Qian Qichen, the foreign minister, yesterday telephoned Madeleine Albright, his US counterpart, and told her: "China does not favour the use of force against Iraq." He added that Peking was "quite uneasy" about the "increasingly deteriorating" situation with Iraq over weapons inspection.
Speaking on Chinese television yesterday, Mr Qian said: "China is extremely and definitely opposed to the use of military force because its use will result in ... casualties and create more turmoil in the region and even could cause new conflicts."
China is one of the five permanent members of the UN Security Council with the power of veto. In 1990 Peking abstained in the vote over military action against Saddam Hussein.

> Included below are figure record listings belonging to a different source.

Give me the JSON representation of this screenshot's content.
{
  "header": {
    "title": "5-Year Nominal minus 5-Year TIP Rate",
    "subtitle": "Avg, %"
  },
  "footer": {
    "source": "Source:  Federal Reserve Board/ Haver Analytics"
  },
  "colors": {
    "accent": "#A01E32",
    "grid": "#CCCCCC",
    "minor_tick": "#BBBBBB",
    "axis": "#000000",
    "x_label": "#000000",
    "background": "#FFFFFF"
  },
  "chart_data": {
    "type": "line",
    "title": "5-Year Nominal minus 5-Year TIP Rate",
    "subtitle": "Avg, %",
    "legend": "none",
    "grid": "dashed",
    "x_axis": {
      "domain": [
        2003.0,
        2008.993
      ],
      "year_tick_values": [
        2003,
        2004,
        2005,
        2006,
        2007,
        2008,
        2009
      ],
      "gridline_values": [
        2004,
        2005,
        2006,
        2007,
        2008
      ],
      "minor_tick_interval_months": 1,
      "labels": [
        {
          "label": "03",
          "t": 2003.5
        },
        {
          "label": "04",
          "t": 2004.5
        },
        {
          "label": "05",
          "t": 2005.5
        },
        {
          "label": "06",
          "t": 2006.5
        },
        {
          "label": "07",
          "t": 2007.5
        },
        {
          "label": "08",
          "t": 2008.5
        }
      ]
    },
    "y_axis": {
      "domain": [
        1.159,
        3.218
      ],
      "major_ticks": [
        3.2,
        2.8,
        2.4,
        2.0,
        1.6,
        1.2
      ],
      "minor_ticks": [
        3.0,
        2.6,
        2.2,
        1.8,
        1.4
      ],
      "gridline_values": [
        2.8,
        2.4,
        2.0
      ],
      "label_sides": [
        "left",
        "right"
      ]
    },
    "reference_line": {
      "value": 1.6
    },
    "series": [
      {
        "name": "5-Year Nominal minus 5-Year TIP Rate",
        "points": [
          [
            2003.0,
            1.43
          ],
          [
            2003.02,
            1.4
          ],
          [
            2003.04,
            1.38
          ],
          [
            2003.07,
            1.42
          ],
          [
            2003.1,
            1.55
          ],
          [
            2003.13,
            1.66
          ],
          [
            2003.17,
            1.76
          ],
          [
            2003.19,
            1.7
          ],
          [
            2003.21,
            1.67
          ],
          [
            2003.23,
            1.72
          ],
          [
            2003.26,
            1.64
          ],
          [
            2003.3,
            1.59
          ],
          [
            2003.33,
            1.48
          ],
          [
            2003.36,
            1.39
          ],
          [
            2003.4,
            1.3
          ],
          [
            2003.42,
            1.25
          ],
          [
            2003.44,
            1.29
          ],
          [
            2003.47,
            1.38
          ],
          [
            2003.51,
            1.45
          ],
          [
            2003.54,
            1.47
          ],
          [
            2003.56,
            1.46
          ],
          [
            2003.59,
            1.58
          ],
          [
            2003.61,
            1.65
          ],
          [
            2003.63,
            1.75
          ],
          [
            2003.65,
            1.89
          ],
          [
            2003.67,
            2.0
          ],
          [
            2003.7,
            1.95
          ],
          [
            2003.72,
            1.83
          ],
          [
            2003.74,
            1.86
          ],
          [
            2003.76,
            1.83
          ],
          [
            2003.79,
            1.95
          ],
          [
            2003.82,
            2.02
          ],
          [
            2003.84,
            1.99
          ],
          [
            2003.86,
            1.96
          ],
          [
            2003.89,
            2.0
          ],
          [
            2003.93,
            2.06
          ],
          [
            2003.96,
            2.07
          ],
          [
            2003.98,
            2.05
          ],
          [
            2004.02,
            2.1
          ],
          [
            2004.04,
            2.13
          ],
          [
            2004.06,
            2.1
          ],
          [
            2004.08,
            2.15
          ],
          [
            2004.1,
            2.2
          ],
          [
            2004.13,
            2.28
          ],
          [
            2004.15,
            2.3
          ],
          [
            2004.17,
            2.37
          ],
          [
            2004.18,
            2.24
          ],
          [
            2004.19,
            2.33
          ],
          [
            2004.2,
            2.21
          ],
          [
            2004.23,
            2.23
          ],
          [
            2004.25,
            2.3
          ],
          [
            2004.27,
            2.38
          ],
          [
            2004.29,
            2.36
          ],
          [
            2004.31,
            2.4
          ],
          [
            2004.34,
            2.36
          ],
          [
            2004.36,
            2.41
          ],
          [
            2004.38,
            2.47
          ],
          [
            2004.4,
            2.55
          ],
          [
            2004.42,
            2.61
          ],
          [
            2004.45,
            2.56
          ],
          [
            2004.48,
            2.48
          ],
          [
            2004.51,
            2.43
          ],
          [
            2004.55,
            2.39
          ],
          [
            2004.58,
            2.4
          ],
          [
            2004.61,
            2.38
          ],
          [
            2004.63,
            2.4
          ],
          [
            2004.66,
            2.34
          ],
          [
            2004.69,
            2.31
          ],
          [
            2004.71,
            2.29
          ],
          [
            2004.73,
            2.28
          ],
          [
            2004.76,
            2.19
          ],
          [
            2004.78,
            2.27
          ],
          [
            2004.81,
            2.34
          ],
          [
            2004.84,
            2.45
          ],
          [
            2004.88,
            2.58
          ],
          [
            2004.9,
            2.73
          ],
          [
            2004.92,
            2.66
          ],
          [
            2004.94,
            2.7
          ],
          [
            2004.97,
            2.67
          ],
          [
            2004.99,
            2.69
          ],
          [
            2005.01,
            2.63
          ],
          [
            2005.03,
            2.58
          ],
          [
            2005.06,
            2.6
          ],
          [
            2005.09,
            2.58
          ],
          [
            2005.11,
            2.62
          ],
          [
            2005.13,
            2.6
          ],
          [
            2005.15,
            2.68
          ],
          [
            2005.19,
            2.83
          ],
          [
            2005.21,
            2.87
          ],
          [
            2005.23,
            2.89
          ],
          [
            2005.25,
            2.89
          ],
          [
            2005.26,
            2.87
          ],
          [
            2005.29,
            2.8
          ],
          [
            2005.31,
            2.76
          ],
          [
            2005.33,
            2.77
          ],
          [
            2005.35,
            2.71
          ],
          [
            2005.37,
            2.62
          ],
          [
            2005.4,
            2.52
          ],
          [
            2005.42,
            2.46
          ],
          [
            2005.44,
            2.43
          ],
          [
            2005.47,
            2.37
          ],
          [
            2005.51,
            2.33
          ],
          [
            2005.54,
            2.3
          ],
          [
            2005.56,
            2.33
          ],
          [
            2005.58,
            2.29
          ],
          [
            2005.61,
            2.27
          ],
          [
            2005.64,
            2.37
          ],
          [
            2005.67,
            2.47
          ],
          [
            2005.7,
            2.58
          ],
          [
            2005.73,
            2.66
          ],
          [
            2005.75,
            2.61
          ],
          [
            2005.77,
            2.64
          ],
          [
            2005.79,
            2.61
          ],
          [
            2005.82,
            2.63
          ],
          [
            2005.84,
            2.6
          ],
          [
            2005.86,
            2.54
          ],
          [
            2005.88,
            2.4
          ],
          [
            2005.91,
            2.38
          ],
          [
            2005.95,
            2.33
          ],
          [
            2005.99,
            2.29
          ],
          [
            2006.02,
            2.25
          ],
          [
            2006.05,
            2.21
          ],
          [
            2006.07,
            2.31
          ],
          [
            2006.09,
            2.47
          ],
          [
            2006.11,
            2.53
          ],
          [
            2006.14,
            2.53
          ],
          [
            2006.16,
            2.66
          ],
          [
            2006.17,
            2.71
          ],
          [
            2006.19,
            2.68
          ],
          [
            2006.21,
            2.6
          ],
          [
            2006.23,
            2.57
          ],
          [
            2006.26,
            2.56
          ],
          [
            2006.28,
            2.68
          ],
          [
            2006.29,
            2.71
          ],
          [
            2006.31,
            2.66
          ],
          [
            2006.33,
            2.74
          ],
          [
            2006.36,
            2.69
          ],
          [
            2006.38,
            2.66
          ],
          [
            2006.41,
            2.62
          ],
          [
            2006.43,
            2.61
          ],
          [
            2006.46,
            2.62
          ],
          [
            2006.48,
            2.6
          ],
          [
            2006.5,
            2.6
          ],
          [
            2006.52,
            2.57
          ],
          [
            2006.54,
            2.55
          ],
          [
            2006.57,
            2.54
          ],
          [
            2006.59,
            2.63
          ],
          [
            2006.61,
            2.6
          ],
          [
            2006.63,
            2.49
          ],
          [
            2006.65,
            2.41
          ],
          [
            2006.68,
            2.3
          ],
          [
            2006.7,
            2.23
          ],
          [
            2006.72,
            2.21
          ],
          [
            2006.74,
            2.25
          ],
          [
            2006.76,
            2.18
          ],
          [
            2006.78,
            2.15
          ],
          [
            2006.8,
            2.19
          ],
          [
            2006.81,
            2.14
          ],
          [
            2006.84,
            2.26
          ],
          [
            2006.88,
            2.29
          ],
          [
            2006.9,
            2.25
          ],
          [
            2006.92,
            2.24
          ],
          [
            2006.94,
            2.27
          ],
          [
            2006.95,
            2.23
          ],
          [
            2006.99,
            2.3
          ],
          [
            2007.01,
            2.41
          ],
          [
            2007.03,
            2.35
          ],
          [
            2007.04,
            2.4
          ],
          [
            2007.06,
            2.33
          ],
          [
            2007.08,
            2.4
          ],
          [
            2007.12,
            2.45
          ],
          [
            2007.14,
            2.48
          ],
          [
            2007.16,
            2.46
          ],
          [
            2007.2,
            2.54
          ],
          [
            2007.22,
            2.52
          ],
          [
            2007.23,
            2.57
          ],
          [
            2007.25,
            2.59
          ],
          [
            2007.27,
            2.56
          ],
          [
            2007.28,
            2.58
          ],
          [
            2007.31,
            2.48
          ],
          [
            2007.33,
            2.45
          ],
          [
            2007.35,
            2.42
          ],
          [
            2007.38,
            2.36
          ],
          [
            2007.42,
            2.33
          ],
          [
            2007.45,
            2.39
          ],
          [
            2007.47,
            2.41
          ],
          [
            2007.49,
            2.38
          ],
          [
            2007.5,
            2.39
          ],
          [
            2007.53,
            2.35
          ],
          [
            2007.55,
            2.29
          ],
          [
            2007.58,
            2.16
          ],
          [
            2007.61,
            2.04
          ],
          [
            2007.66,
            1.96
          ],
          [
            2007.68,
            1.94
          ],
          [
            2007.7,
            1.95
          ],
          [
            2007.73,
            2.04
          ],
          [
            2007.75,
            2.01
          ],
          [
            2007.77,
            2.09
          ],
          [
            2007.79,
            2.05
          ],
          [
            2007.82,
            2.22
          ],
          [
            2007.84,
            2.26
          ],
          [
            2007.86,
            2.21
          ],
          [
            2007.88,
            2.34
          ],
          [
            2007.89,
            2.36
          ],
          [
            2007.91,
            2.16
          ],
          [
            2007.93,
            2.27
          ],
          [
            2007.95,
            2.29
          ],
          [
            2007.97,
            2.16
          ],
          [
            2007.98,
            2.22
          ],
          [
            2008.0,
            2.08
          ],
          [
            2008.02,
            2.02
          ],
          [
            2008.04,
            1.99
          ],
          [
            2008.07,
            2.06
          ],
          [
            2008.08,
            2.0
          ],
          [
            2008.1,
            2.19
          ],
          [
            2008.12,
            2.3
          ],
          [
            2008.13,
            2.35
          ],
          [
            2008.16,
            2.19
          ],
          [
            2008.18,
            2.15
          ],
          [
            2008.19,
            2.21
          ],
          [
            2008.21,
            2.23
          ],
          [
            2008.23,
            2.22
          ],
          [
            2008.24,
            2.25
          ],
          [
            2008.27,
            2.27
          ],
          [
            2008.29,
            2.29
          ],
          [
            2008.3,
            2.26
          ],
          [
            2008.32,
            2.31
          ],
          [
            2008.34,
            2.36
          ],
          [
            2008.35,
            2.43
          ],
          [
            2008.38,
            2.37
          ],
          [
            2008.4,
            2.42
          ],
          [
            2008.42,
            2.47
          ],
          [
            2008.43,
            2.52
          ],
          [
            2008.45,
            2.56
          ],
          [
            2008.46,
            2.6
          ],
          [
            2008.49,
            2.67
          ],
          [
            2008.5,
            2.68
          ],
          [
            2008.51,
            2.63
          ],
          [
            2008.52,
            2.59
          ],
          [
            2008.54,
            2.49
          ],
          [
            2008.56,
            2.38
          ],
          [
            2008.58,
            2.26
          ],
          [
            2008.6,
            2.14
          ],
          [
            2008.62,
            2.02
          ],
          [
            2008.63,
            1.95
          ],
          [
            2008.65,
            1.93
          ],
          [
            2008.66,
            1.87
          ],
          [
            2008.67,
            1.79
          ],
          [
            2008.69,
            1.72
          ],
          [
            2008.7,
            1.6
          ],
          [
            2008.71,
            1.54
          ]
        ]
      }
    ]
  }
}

Mr Qian told Mrs Albright: "The Chinese side hopes that the parties concerned would adopt restraint ... and continue seeking the settlement of differences through dialogues."
Peking has also made it clear to Baghdad that Iraq must comply with UN resolutions requiring unlimited access to suspected weapons sites. China yesterday said it had sent a letter to Iraq's deputy prime minister, Tariq Aziz, demanding that Baghdad co-operate with UN inspectors.
Mr Qian is trying to co-ordinate China's position with Russia, whose deputy foreign minister is in Peking for talks today. A spokesman for the Russian embassy in Peking said: "Our views coincide ... [on Iraq]. We want a peaceful solution."
Peking has made no secret of wanting to re-establish trade links with Baghdad. In 1996 China announced it was holding talks with Iraq to sign what it described as "massive" oil exploration contracts.